Parler de l’homme-joie, c’est aller à contre de ce que dit, aujourd’hui, la société de l’homme.

Oui. La vie est un trésor que nous gâchons. Je crois que si, on commence à regarder ce qui est autour de nous, de plus fragile, de plus banal, nous allons voir quelque chose d’illuminant. Les mères le savent bien. Quand une mère se penche sur le berceau de son tout petit en train de dormir, elle est une géante qui veille sur la course des étoiles. Ces choses là, qui ne sont petites qu’en apparence, sont le meilleur de l’existence.

Dans ce livre, on a le sentiment, que chaque instant, chaque mot, chaque expérience est à la fois, mort et renaissance. Tout est possible à chaque instant ?

Je le ressens comme ça. Rien n’est jamais perdu. La suite des jours et des nuits, est comme une partie de jeux de carte. On peut toujours rejouer. La mort est peut-être la carte la plus belle. Le drame d’aujourd’hui est que le temps du cœur n’est pas respecté, compris. Il est beaucoup plus lent que le temps mesurable. Décrocher de cette réalité, ne pas être en lien avec elle, est sans doute l’une des raisons pour laquelle on ne rentre pas, au paradis, là où nous sommes

Quand on vous lit, on a le sentiment que tout est vivant autour de vous…

Enorme éclat de rire…: j’aime beaucoup ça ! C’est nous qui sommes en défaut par moment, qui avons une paupière un peu lourde, mais tout est vivant, en lien. Un soir où je passais devant un rosier, le rouge des fleurs trouait la nuit et m’appelait. Tout est vivant. Je m’en rends compte grâce à ces sortes d’accidents lumineux, imprévus, qui m’arrivent

La nature nous prolonge, et nous prolongeons la nature… on ne sait pas dans quel sens les choses se font et se défont…

Quelle est la fonction d’un livre ?

Un vrai livre écoute le lecteur. Mon expérience de lecteur sait,  qu’à un moment donné, rare, quelque chose sort d’un livre, s’assied à coté de vous et se met à vous écouter. Les mots qui sont écrits et agencés d’une façon telle que vous vous sentez écouté par eux et cela vous donne une certaine patience. Certains livres ont une fonction de résurrection. La chose vraie quand elle vous est dite, vous n’avez plus besoin d’un expert pour l’authentifier. Tout d’un coup, votre cœur et toute votre expérience la reconnait, résonne avec elle. Elle n’a pas besoin d’être prouvée. Certaines phrases nous aident à lutter contre nous-mêmes. Et, nous aident à être pleinement vivant, en paix, serein.

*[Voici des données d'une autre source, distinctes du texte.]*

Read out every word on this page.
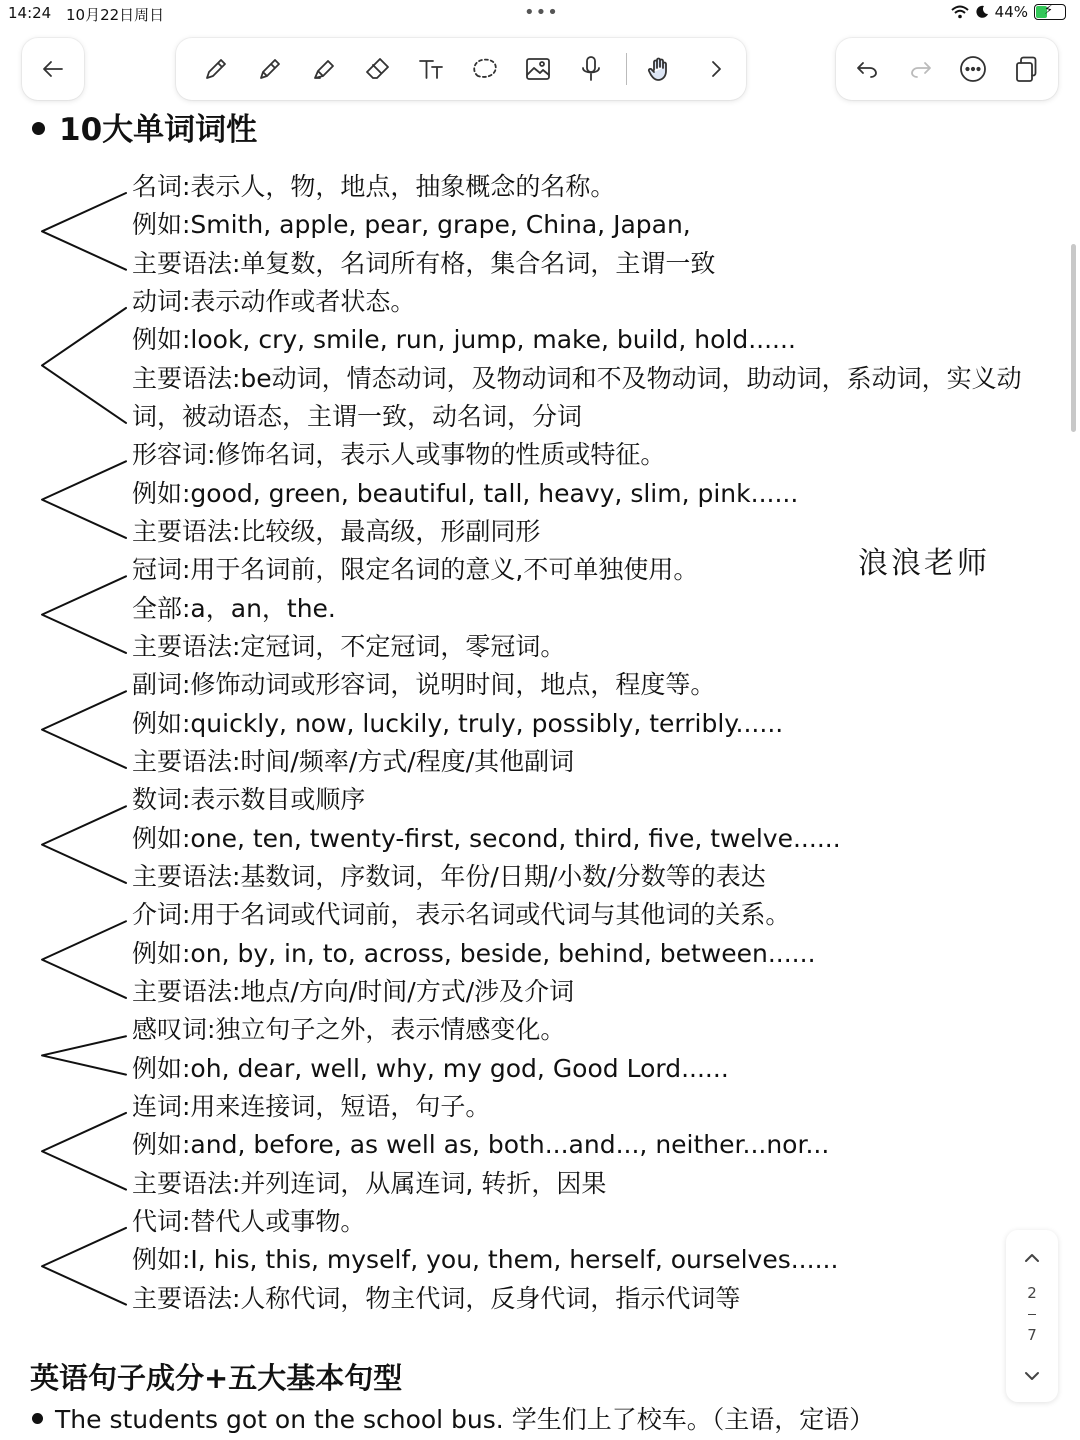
14:24 10月22日周日	•••	44% ⚡
10大单词词性
名词:表示人，物，地点，抽象概念的名称。
例如:Smith, apple, pear, grape, China, Japan,
主要语法:单复数，名词所有格，集合名词，主谓一致
动词:表示动作或者状态。
例如:look, cry, smile, run, jump, make, build, hold......
主要语法:be动词，情态动词，及物动词和不及物动词，助动词，系动词，实义动
词，被动语态，主谓一致，动名词，分词
形容词:修饰名词，表示人或事物的性质或特征。
例如:good, green, beautiful, tall, heavy, slim, pink......
主要语法:比较级，最高级，形副同形
冠词:用于名词前，限定名词的意义,不可单独使用。
全部:a，an，the.
主要语法:定冠词，不定冠词，零冠词。
副词:修饰动词或形容词，说明时间，地点，程度等。
例如:quickly, now, luckily, truly, possibly, terribly......
主要语法:时间/频率/方式/程度/其他副词
数词:表示数目或顺序
例如:one, ten, twenty-first, second, third, five, twelve......
主要语法:基数词，序数词，年份/日期/小数/分数等的表达
介词:用于名词或代词前，表示名词或代词与其他词的关系。
例如:on, by, in, to, across, beside, behind, between......
主要语法:地点/方向/时间/方式/涉及介词
感叹词:独立句子之外，表示情感变化。
例如:oh, dear, well, why, my god, Good Lord......
连词:用来连接词，短语，句子。
例如:and, before, as well as, both...and..., neither...nor...
主要语法:并列连词，从属连词, 转折，因果
代词:替代人或事物。
例如:I, his, this, myself, you, them, herself, ourselves......
主要语法:人称代词，物主代词，反身代词，指示代词等
浪浪老师
英语句子成分+五大基本句型
The students got on the school bus. 学生们上了校车。（主语，定语）
2
7
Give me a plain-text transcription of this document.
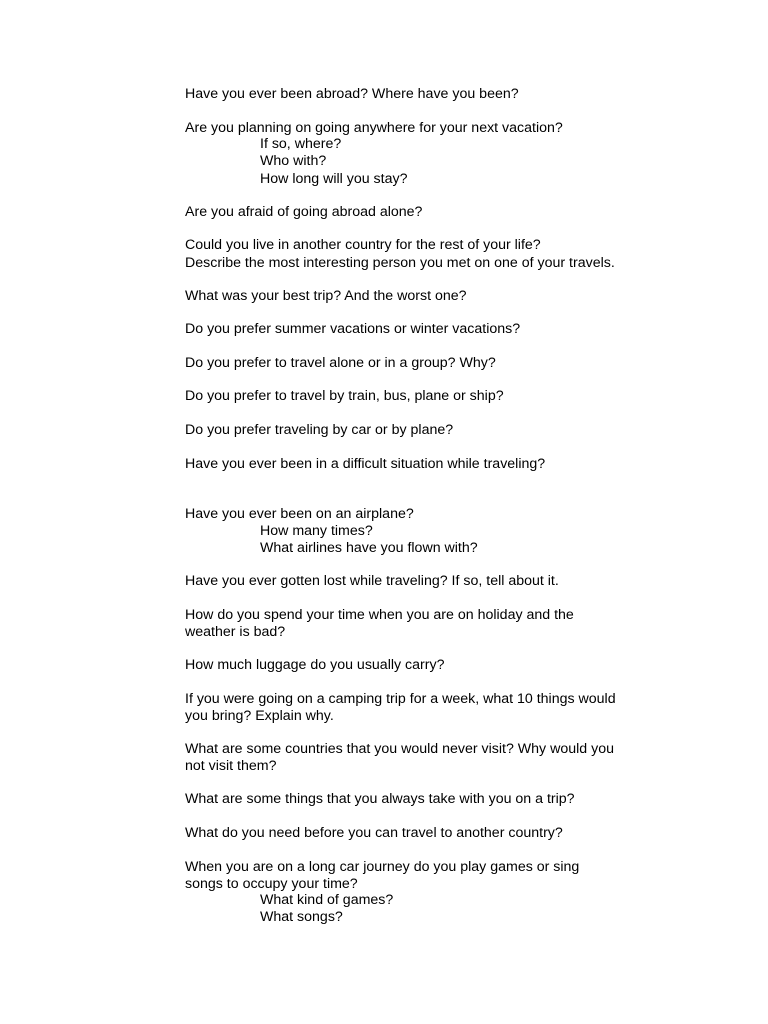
Have you ever been abroad? Where have you been?
Are you planning on going anywhere for your next vacation?
If so, where?
Who with?
How long will you stay?
Are you afraid of going abroad alone?
Could you live in another country for the rest of your life?
Describe the most interesting person you met on one of your travels.
What was your best trip? And the worst one?
Do you prefer summer vacations or winter vacations?
Do you prefer to travel alone or in a group? Why?
Do you prefer to travel by train, bus, plane or ship?
Do you prefer traveling by car or by plane?
Have you ever been in a difficult situation while traveling?
Have you ever been on an airplane?
How many times?
What airlines have you flown with?
Have you ever gotten lost while traveling? If so, tell about it.
How do you spend your time when you are on holiday and the
weather is bad?
How much luggage do you usually carry?
If you were going on a camping trip for a week, what 10 things would
you bring? Explain why.
What are some countries that you would never visit? Why would you
not visit them?
What are some things that you always take with you on a trip?
What do you need before you can travel to another country?
When you are on a long car journey do you play games or sing
songs to occupy your time?
What kind of games?
What songs?
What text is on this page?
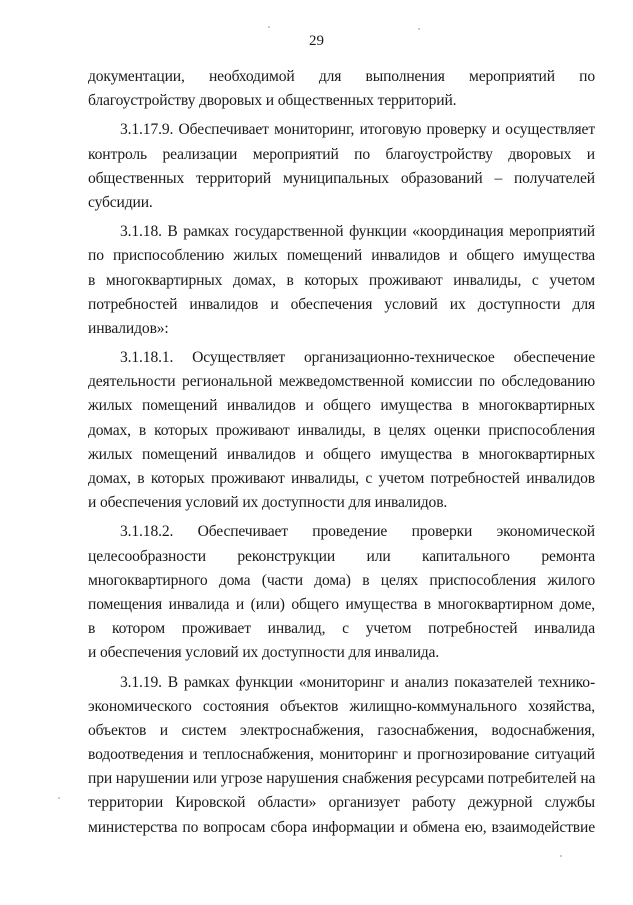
29
документации, необходимой для выполнения мероприятий по
благоустройству дворовых и общественных территорий.
3.1.17.9. Обеспечивает мониторинг, итоговую проверку и осуществляет
контроль реализации мероприятий по благоустройству дворовых и
общественных территорий муниципальных образований – получателей
субсидии.
3.1.18. В рамках государственной функции «координация мероприятий
по приспособлению жилых помещений инвалидов и общего имущества
в многоквартирных домах, в которых проживают инвалиды, с учетом
потребностей инвалидов и обеспечения условий их доступности для
инвалидов»:
3.1.18.1. Осуществляет организационно-техническое обеспечение
деятельности региональной межведомственной комиссии по обследованию
жилых помещений инвалидов и общего имущества в многоквартирных
домах, в которых проживают инвалиды, в целях оценки приспособления
жилых помещений инвалидов и общего имущества в многоквартирных
домах, в которых проживают инвалиды, с учетом потребностей инвалидов
и обеспечения условий их доступности для инвалидов.
3.1.18.2. Обеспечивает проведение проверки экономической
целесообразности реконструкции или капитального ремонта
многоквартирного дома (части дома) в целях приспособления жилого
помещения инвалида и (или) общего имущества в многоквартирном доме,
в котором проживает инвалид, с учетом потребностей инвалида
и обеспечения условий их доступности для инвалида.
3.1.19. В рамках функции «мониторинг и анализ показателей технико-
экономического состояния объектов жилищно-коммунального хозяйства,
объектов и систем электроснабжения, газоснабжения, водоснабжения,
водоотведения и теплоснабжения, мониторинг и прогнозирование ситуаций
при нарушении или угрозе нарушения снабжения ресурсами потребителей на
территории Кировской области» организует работу дежурной службы
министерства по вопросам сбора информации и обмена ею, взаимодействие
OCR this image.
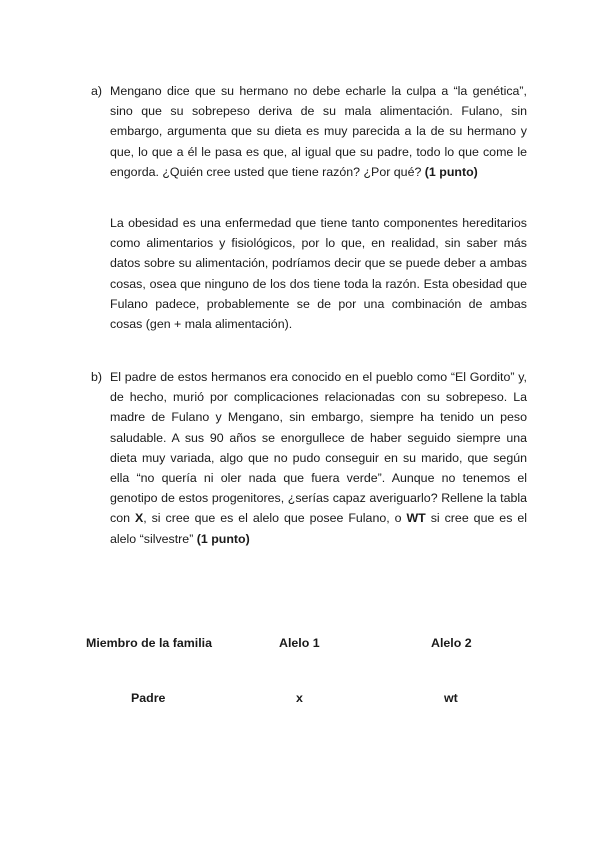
a) Mengano dice que su hermano no debe echarle la culpa a “la genética”, sino que su sobrepeso deriva de su mala alimentación. Fulano, sin embargo, argumenta que su dieta es muy parecida a la de su hermano y que, lo que a él le pasa es que, al igual que su padre, todo lo que come le engorda. ¿Quién cree usted que tiene razón? ¿Por qué? (1 punto)
La obesidad es una enfermedad que tiene tanto componentes hereditarios como alimentarios y fisiológicos, por lo que, en realidad, sin saber más datos sobre su alimentación, podríamos decir que se puede deber a ambas cosas, osea que ninguno de los dos tiene toda la razón. Esta obesidad que Fulano padece, probablemente se de por una combinación de ambas cosas (gen + mala alimentación).
b) El padre de estos hermanos era conocido en el pueblo como “El Gordito” y, de hecho, murió por complicaciones relacionadas con su sobrepeso. La madre de Fulano y Mengano, sin embargo, siempre ha tenido un peso saludable. A sus 90 años se enorgullece de haber seguido siempre una dieta muy variada, algo que no pudo conseguir en su marido, que según ella “no quería ni oler nada que fuera verde”. Aunque no tenemos el genotipo de estos progenitores, ¿serías capaz averiguarlo? Rellene la tabla con X, si cree que es el alelo que posee Fulano, o WT si cree que es el alelo “silvestre” (1 punto)
Miembro de la familia	Alelo 1	Alelo 2
Padre	x	wt
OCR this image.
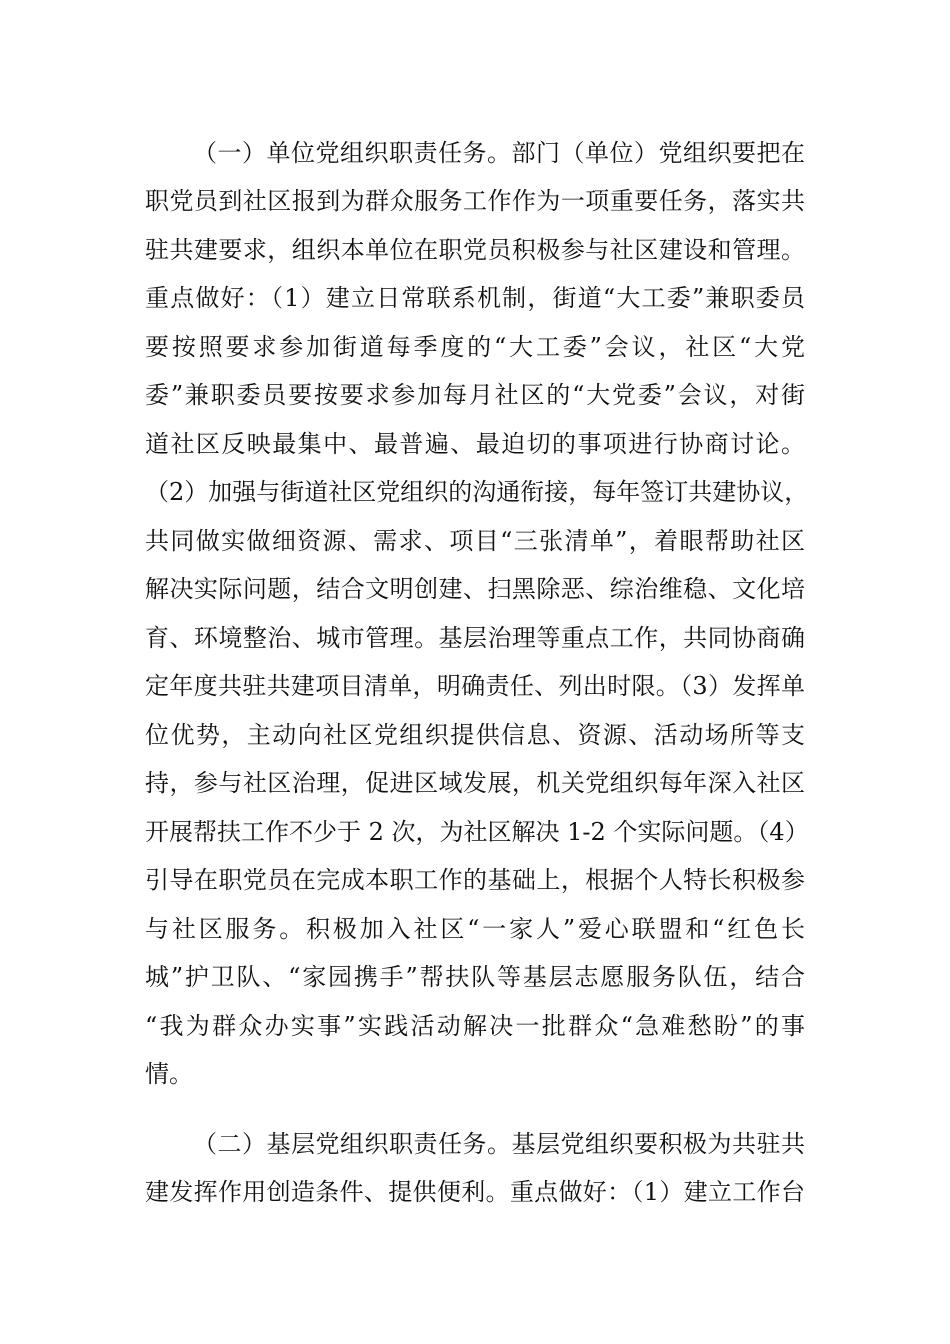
（一）单位党组织职责任务。部门（单位）党组织要把在

职党员到社区报到为群众服务工作作为一项重要任务，落实共

驻共建要求，组织本单位在职党员积极参与社区建设和管理。

重点做好：（1）建立日常联系机制，街道“大工委”兼职委员

要按照要求参加街道每季度的“大工委”会议，社区“大党

委”兼职委员要按要求参加每月社区的“大党委”会议，对街

道社区反映最集中、最普遍、最迫切的事项进行协商讨论。

（2）加强与街道社区党组织的沟通衔接，每年签订共建协议，

共同做实做细资源、需求、项目“三张清单”，着眼帮助社区

解决实际问题，结合文明创建、扫黑除恶、综治维稳、文化培

育、环境整治、城市管理。基层治理等重点工作，共同协商确

定年度共驻共建项目清单，明确责任、列出时限。（3）发挥单

位优势，主动向社区党组织提供信息、资源、活动场所等支

持，参与社区治理，促进区域发展，机关党组织每年深入社区

开展帮扶工作不少于 2 次，为社区解决 1-2 个实际问题。（4）

引导在职党员在完成本职工作的基础上，根据个人特长积极参

与社区服务。积极加入社区“一家人”爱心联盟和“红色长

城”护卫队、“家园携手”帮扶队等基层志愿服务队伍，结合

“我为群众办实事”实践活动解决一批群众“急难愁盼”的事

情。

（二）基层党组织职责任务。基层党组织要积极为共驻共

建发挥作用创造条件、提供便利。重点做好：（1）建立工作台
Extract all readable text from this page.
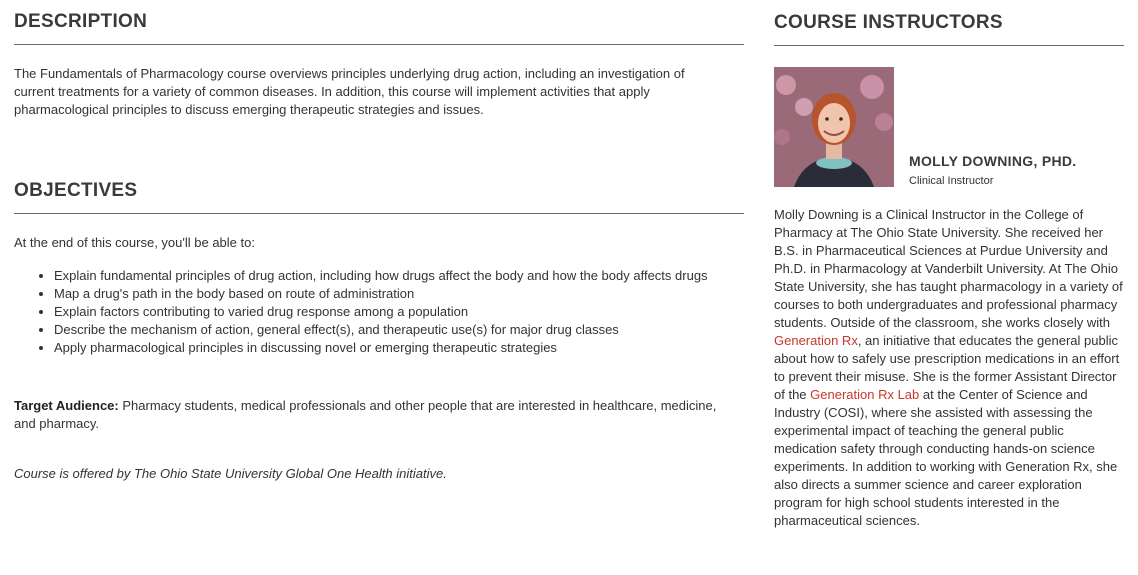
DESCRIPTION

The Fundamentals of Pharmacology course overviews principles underlying drug action, including an investigation of current treatments for a variety of common diseases. In addition, this course will implement activities that apply pharmacological principles to discuss emerging therapeutic strategies and issues.

OBJECTIVES

At the end of this course, you'll be able to:

• Explain fundamental principles of drug action, including how drugs affect the body and how the body affects drugs
• Map a drug's path in the body based on route of administration
• Explain factors contributing to varied drug response among a population
• Describe the mechanism of action, general effect(s), and therapeutic use(s) for major drug classes
• Apply pharmacological principles in discussing novel or emerging therapeutic strategies

Target Audience: Pharmacy students, medical professionals and other people that are interested in healthcare, medicine, and pharmacy.

Course is offered by The Ohio State University Global One Health initiative.

COURSE INSTRUCTORS

MOLLY DOWNING, PHD.

Clinical Instructor

Molly Downing is a Clinical Instructor in the College of Pharmacy at The Ohio State University. She received her B.S. in Pharmaceutical Sciences at Purdue University and Ph.D. in Pharmacology at Vanderbilt University. At The Ohio State University, she has taught pharmacology in a variety of courses to both undergraduates and professional pharmacy students. Outside of the classroom, she works closely with Generation Rx, an initiative that educates the general public about how to safely use prescription medications in an effort to prevent their misuse. She is the former Assistant Director of the Generation Rx Lab at the Center of Science and Industry (COSI), where she assisted with assessing the experimental impact of teaching the general public medication safety through conducting hands-on science experiments. In addition to working with Generation Rx, she also directs a summer science and career exploration program for high school students interested in the pharmaceutical sciences.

La couleur bleue est très présente dans ce livre : par des mots, par un carnet glissé au milieu de l’ouvrage….

Un livre ne se fait pas avec des idées, et encore moins avec une volonté. Le bleu de ce livre est venu du hasard d’un carnet, écrit et donné à une jeune femme, il y a une 30 aine d’année. Celle couleur me permettait de parler d’autre chose que du noir et que des choses obligées : subir, souffrir. C’est le contre-noir de l’époque.

Dans l’un de vos récits, vous parlez de la peinture de Soulages : une expérience unique, un bouleversement total, pour vous.

Mon âme prend comme un bain de nuit devant ses tableaux. Je n’ai pas vu un peintre mais l’un des plus grands penseurs de tous les temps. Il a des noirs Pascaliens. Il se sert du noir comme d’un ambassadeur pour faire venir la lumière. C’est inouï et génial. A partir de quelque chose qui devrait être morne, constant, sans nuance comme le sont souvent nos jours, en jouant sur le relief, les sillons, la pâte de cette peinture, il fait venir la lumière du ciel.  La matière de la peinture de Pierre Soulages à, a voir, avec  le silence qu’une page heureuse peut modeler. C’est un peu comme une main qui se pose sur le cœur et qui commence à le masser, l’apaiser, à le purifier. C’est une grande joie de voir ca. Ce sont des montagnes noires heureuses, des paradoxes. Heureuses car la pensée est suscitée, réveillée, à son maximum. Ces peintures atteignent le grand lac des images en moi, d’où vient la poésie.

« La nature est très présente, enchantée, sensuelle car vivante… Elle meurt cependant car l’homme ne s’y relie plus, la déserte, ne la sent pas en lui… « 

Le bonheur, qu’est-ce que c’est pour vous ?

Ce n’est pas le contraire du malheur. Une vieille gitane a dit un jour que la vie la plus riche est celle où on a beaucoup souffert. Si on entend précisément cette phrase, il n’y a rien de doloriste. C’est juste que la vie qui s’est affrontée le plus à la vie est sans aucun doute la plus heureuse. L’image physique du bonheur serait d’imaginer un rosier injurié par la grêle. Il est dans le réel brut et pur.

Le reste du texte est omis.